A harsher scenario can also unfold, where the owner-chosen associate succeeds over other associates who now feel rejected and befuddled about when and where they were chucked off the partnership track. When this happens, talent is inevitably lost.
These difficult situations come about because the partners and associates are not communicating enough, or at all, about the future of their careers and the future of the law firm. Have realistic, frank conversations with employees of all types about where the business is going. It doesn’t mean a retiring lawyer must announce their intent years ahead of time, but having a thoughtful plan can be a good selling point to potential employees and clients. Retirement should be seen as part of the life of every career.
Some law firms have an age limit at which lawyers must retire. This can be difficult for the forcibly retired who often keep practicing in some limited capacity from their home office or den. Such policies alienate the retiring lawyer and relegate them to an isolated practice where there is no oversight of their capacity to practice and little or no community.
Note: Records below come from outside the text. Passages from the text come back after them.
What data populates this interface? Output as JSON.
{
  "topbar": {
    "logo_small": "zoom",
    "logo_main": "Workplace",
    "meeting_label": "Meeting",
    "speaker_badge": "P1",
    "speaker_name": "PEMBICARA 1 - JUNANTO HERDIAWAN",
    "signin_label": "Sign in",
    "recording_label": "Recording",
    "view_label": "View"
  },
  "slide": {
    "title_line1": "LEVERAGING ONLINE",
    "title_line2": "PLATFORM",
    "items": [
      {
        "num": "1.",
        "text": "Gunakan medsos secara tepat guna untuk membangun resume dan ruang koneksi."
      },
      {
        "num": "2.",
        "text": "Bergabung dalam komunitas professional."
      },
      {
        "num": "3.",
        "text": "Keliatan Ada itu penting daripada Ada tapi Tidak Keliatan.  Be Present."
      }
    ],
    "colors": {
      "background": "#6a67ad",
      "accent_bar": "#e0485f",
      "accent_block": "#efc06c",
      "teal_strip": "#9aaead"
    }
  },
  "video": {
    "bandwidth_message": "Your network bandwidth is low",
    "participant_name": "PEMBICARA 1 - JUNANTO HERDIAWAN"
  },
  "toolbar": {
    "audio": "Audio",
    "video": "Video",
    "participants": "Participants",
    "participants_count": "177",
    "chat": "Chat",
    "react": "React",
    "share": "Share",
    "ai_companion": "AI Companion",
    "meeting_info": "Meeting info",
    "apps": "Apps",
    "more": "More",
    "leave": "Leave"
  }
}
More harm may be done than good. The flip side is there are law firms where younger lawyers are primed and ready to move into the corner office or leadership roles, but they are held back by aging partners who “refuse to go.”
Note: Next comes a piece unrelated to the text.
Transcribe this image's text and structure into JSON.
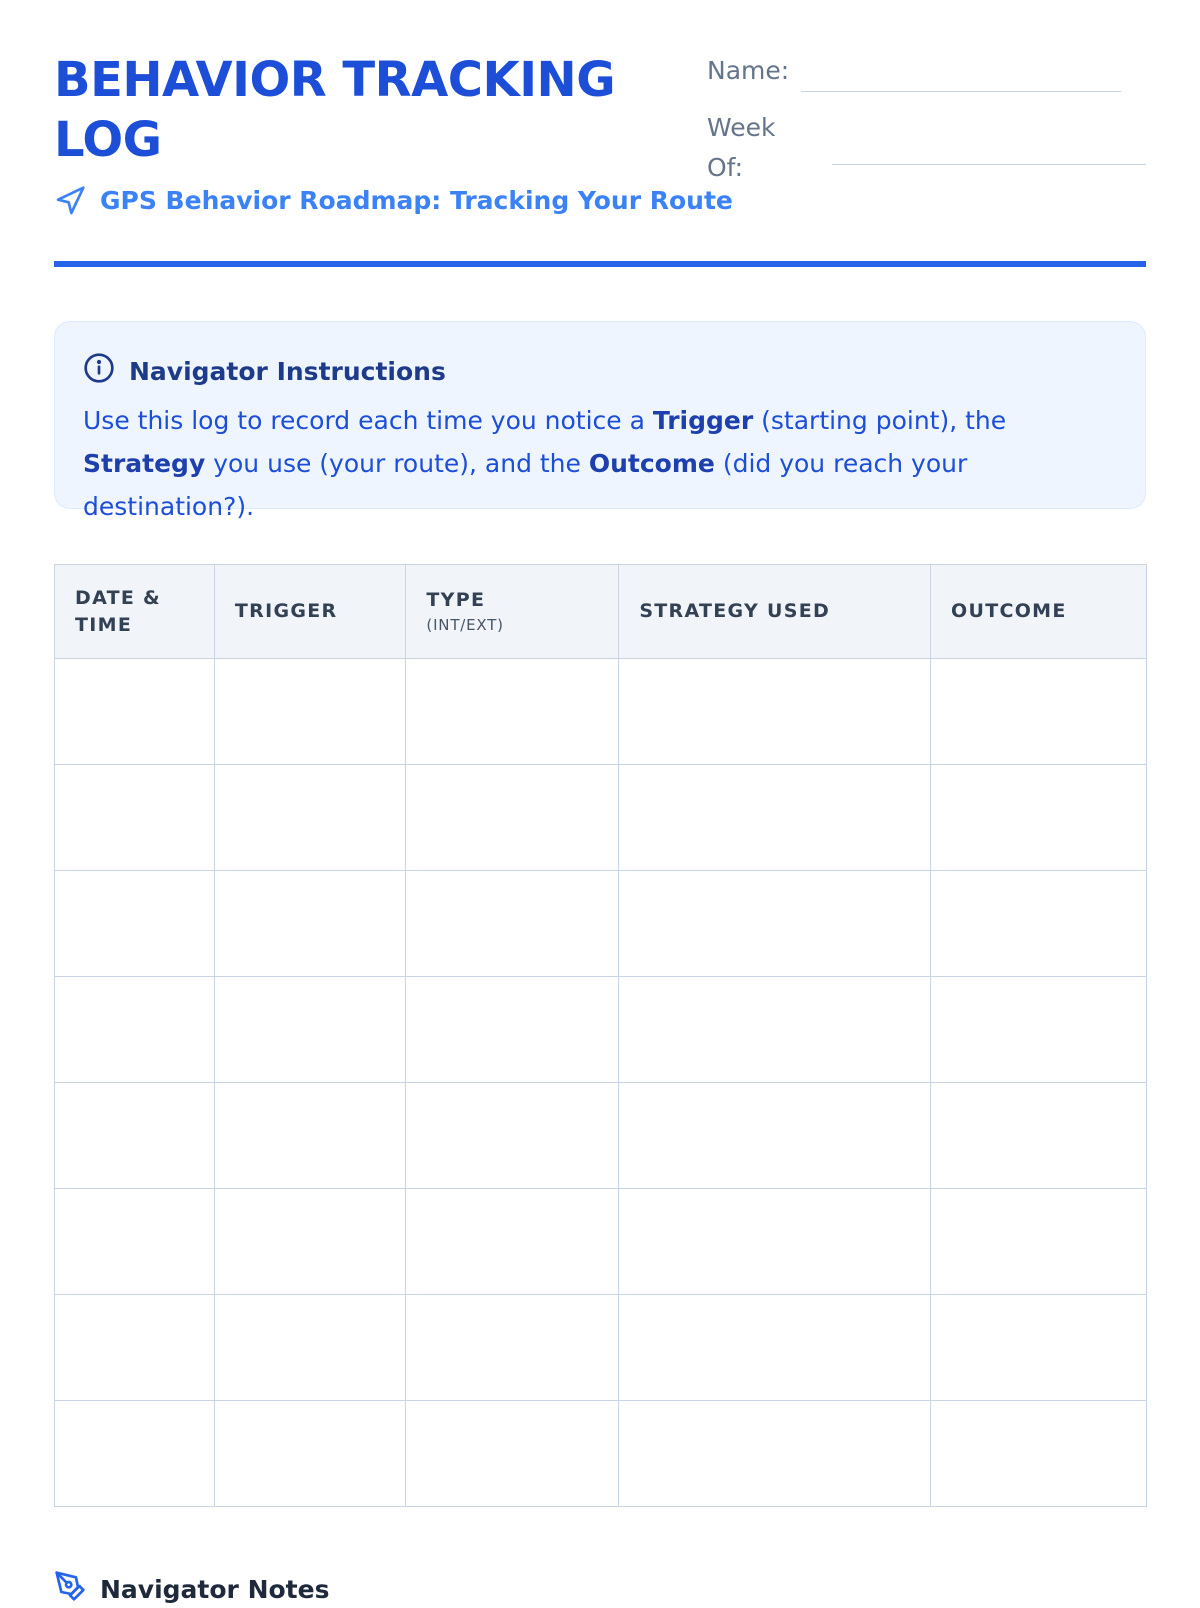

Try to find that middle ground that respects diversity while also permitting the next generation to have a crack at strategizing and growing the practice in new and exciting directions. Consider “of counsel” relationships where aging lawyers can still work on a limited basis and continue to share institutional knowledge and deep expertise with the law firm and legal community. We hope the retiring lawyer knows when enough is enough, or those around them should be willing and able to have frank conversations that are respectful but persuasive.
Not surprisingly, many of the big sticking points are around money. Retiring lawyers may not want to be honest about this, but many remain in practice because they don’t have enough, or are worried that they don’t have enough, retirement savings. Some say they want to work forever because they love it, but this seems to be a fading idea for the generations coming up through the ranks. Many younger lawyers think retirement sounds quite grand! It is essential to compensate the retiring lawyer appropriately for what they built, but not to the detriment of the firm.
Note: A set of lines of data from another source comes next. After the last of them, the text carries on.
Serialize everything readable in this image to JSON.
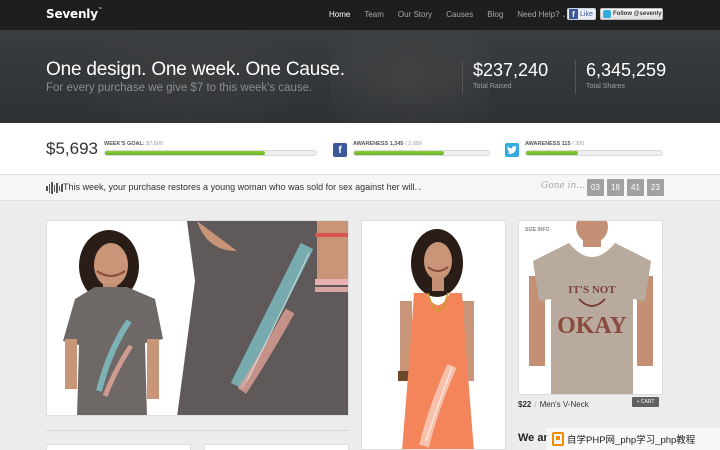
{
  "nav": {
    "logo": "Sevenly",
    "logo_mark": "™",
    "items": [
      {
        "label": "Home",
        "active": true
      },
      {
        "label": "Team"
      },
      {
        "label": "Our Story"
      },
      {
        "label": "Causes"
      },
      {
        "label": "Blog"
      },
      {
        "label": "Need Help?"
      }
    ],
    "help_chevron": "⌄",
    "fb_like": "Like",
    "fb_glyph": "f",
    "tw_follow": "Follow @sevenly"
  },
  "hero": {
    "headline": "One design. One week. One Cause.",
    "subhead": "For every purchase we give $7 to this week's cause.",
    "stats": [
      {
        "value": "$237,240",
        "label": "Total Raised"
      },
      {
        "value": "6,345,259",
        "label": "Total Shares"
      }
    ]
  },
  "goals": {
    "current_amount": "$5,693",
    "weekly_goal": {
      "label": "WEEK'S GOAL:",
      "value": "$7,500",
      "progress": 0.76
    },
    "facebook": {
      "label": "AWARENESS 1,345",
      "value": "/ 2,000",
      "progress": 0.67
    },
    "twitter": {
      "label": "AWARENESS 115",
      "value": "/ 300",
      "progress": 0.38
    },
    "tw_glyph": "t"
  },
  "cause": {
    "text": "This week, your purchase restores a young woman who was sold for sex against her will.",
    "chevron": "⌄",
    "gone_in_label": "Gone in...",
    "timer": [
      "03",
      "18",
      "41",
      "23"
    ]
  },
  "products": {
    "size_info": "SIZE INFO",
    "shirt_print_top": "IT'S NOT",
    "shirt_print_mid": "OKAY",
    "price": "$22",
    "name": "Men's V-Neck",
    "cart": "+ CART",
    "promo_heading": "We ar"
  },
  "watermark": {
    "text": "自学PHP网_php学习_php教程"
  },
  "colors": {
    "progress_green": "#6cb523",
    "facebook_blue": "#3b5998",
    "twitter_blue": "#33aae0",
    "orange_tank": "#f4845a",
    "heather_gray_tee": "#6e6866"
  },
  "icons": [
    "sound-wave-icon",
    "facebook-icon",
    "twitter-icon",
    "chevron-down-icon",
    "cart-icon"
  ]
}
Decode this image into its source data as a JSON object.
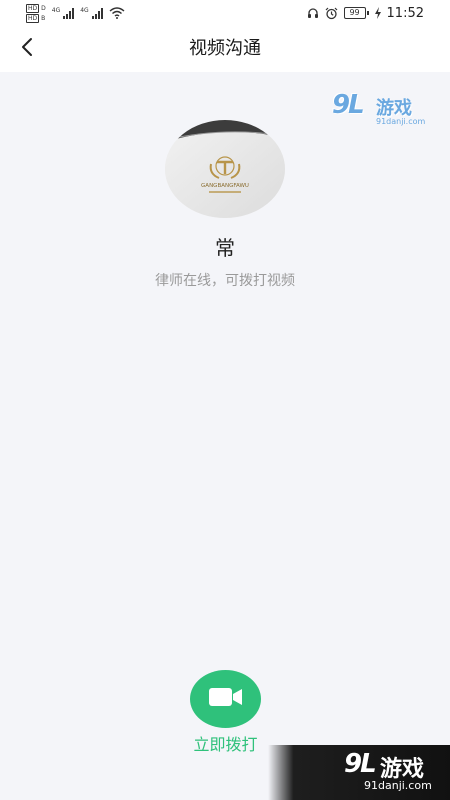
{
  "status_bar": {
    "hd_label": "HD",
    "hd_top_num": "D",
    "hd_bottom_num": "B",
    "signal1_label": "4G",
    "signal2_label": "4G",
    "battery_level": "99",
    "time": "11:52"
  },
  "header": {
    "title": "视频沟通",
    "back_icon": "chevron-left-icon"
  },
  "watermark_top": {
    "logo": "9L",
    "name": "游戏",
    "url": "91danji.com"
  },
  "lawyer": {
    "avatar_text": "GANGBANGFAWU",
    "name": "常",
    "status": "律师在线，可拨打视频"
  },
  "call": {
    "icon": "video-camera-icon",
    "label": "立即拨打"
  },
  "watermark_bottom": {
    "logo": "9L",
    "name": "游戏",
    "url": "91danji.com"
  },
  "colors": {
    "accent": "#2fc17b",
    "background": "#f4f5f9",
    "muted_text": "#9a9a9a"
  }
}
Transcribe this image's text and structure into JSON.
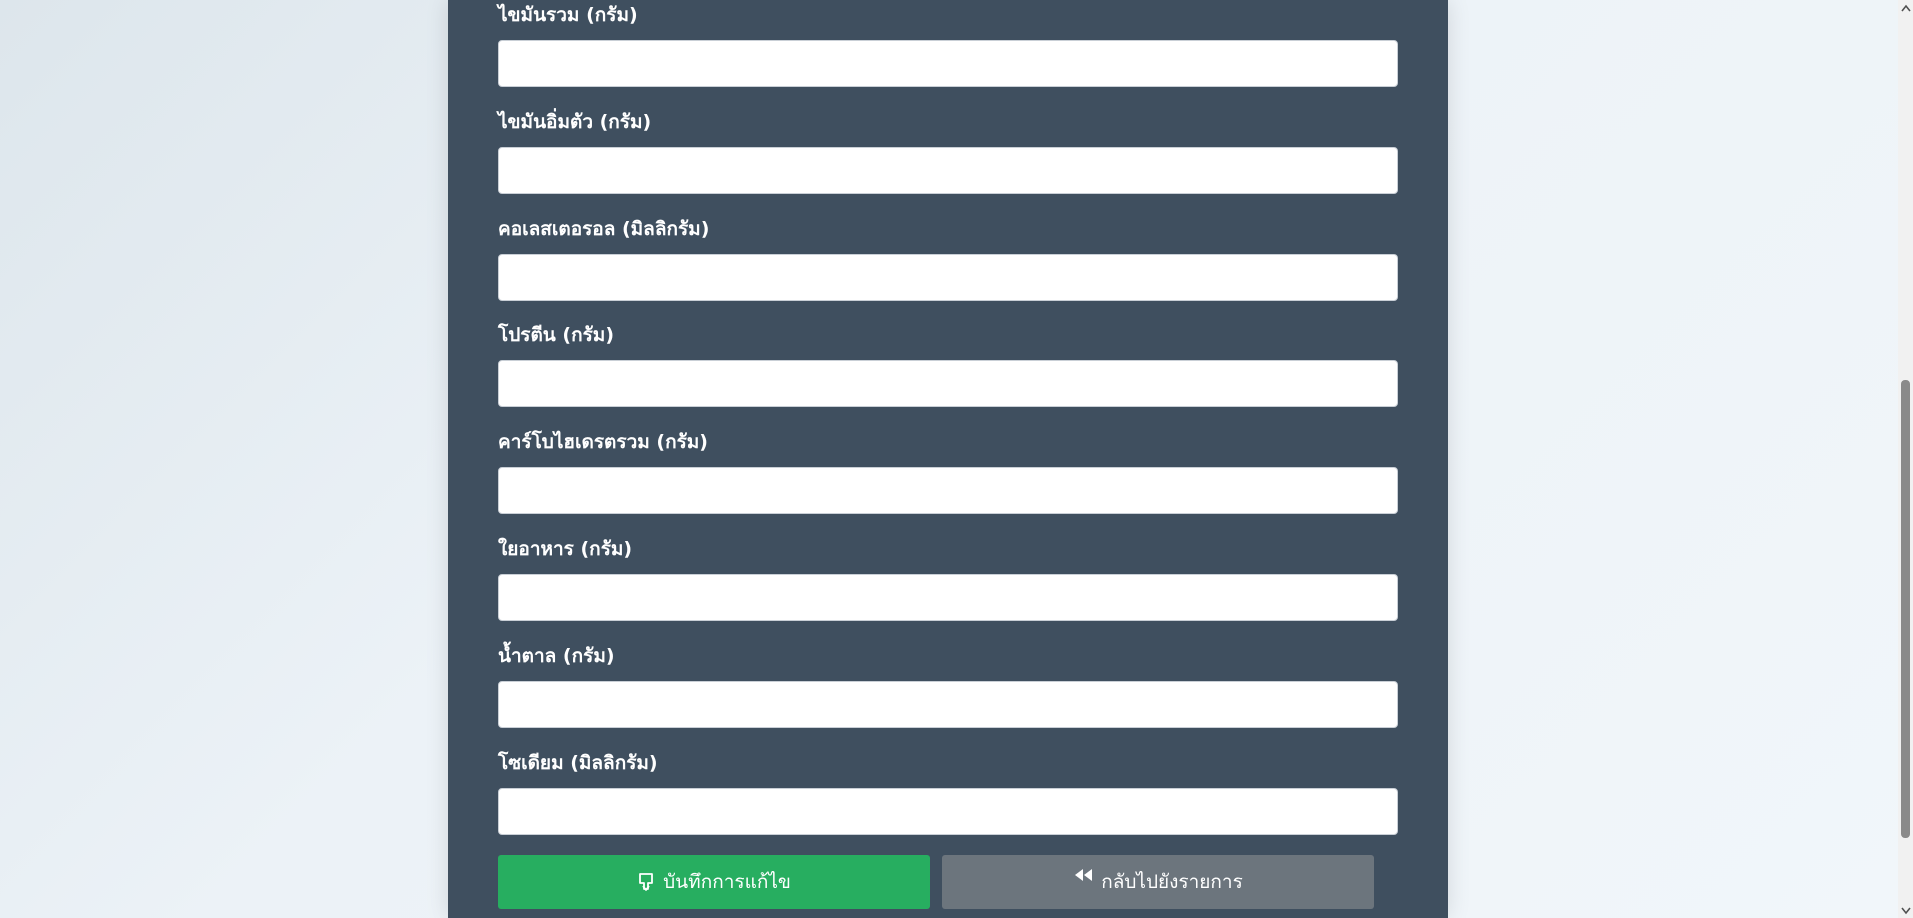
{
  "form": {
    "fields": [
      {
        "label": "ไขมันรวม (กรัม)",
        "value": ""
      },
      {
        "label": "ไขมันอิ่มตัว (กรัม)",
        "value": ""
      },
      {
        "label": "คอเลสเตอรอล (มิลลิกรัม)",
        "value": ""
      },
      {
        "label": "โปรตีน (กรัม)",
        "value": ""
      },
      {
        "label": "คาร์โบไฮเดรตรวม (กรัม)",
        "value": ""
      },
      {
        "label": "ใยอาหาร (กรัม)",
        "value": ""
      },
      {
        "label": "น้ำตาล (กรัม)",
        "value": ""
      },
      {
        "label": "โซเดียม (มิลลิกรัม)",
        "value": ""
      }
    ]
  },
  "actions": {
    "save_label": "บันทึกการแก้ไข",
    "save_icon": "save-icon",
    "back_label": "กลับไปยังรายการ",
    "back_icon": "rewind-icon"
  },
  "colors": {
    "panel": "#3f4f5f",
    "save_button": "#27ae60",
    "back_button": "#6c757d"
  }
}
This is sometimes the point where older lawyers start asking associates, who they haven’t been mentoring very diligently, to buy in to become a partner. Buy-ins are less common in small firms, maybe because it is often the point where associates decide they can do better on their own. Consider other ways to bring a lawyer on as partner: a buy-in over time through a portion of future salaries going back into the firm or a contribution of something other than money, for example. The important thing is to talk. Don’t lose good talent and the future goals of the firm on things that can be negotiated fairly.
Succession planning is essential, as an ethical obligation and for business continuity strategy. It isn’t only for solos or only for partnerships. It’s for all legal professionals in a law firm. Take it seriously. But also, have fun in retirement!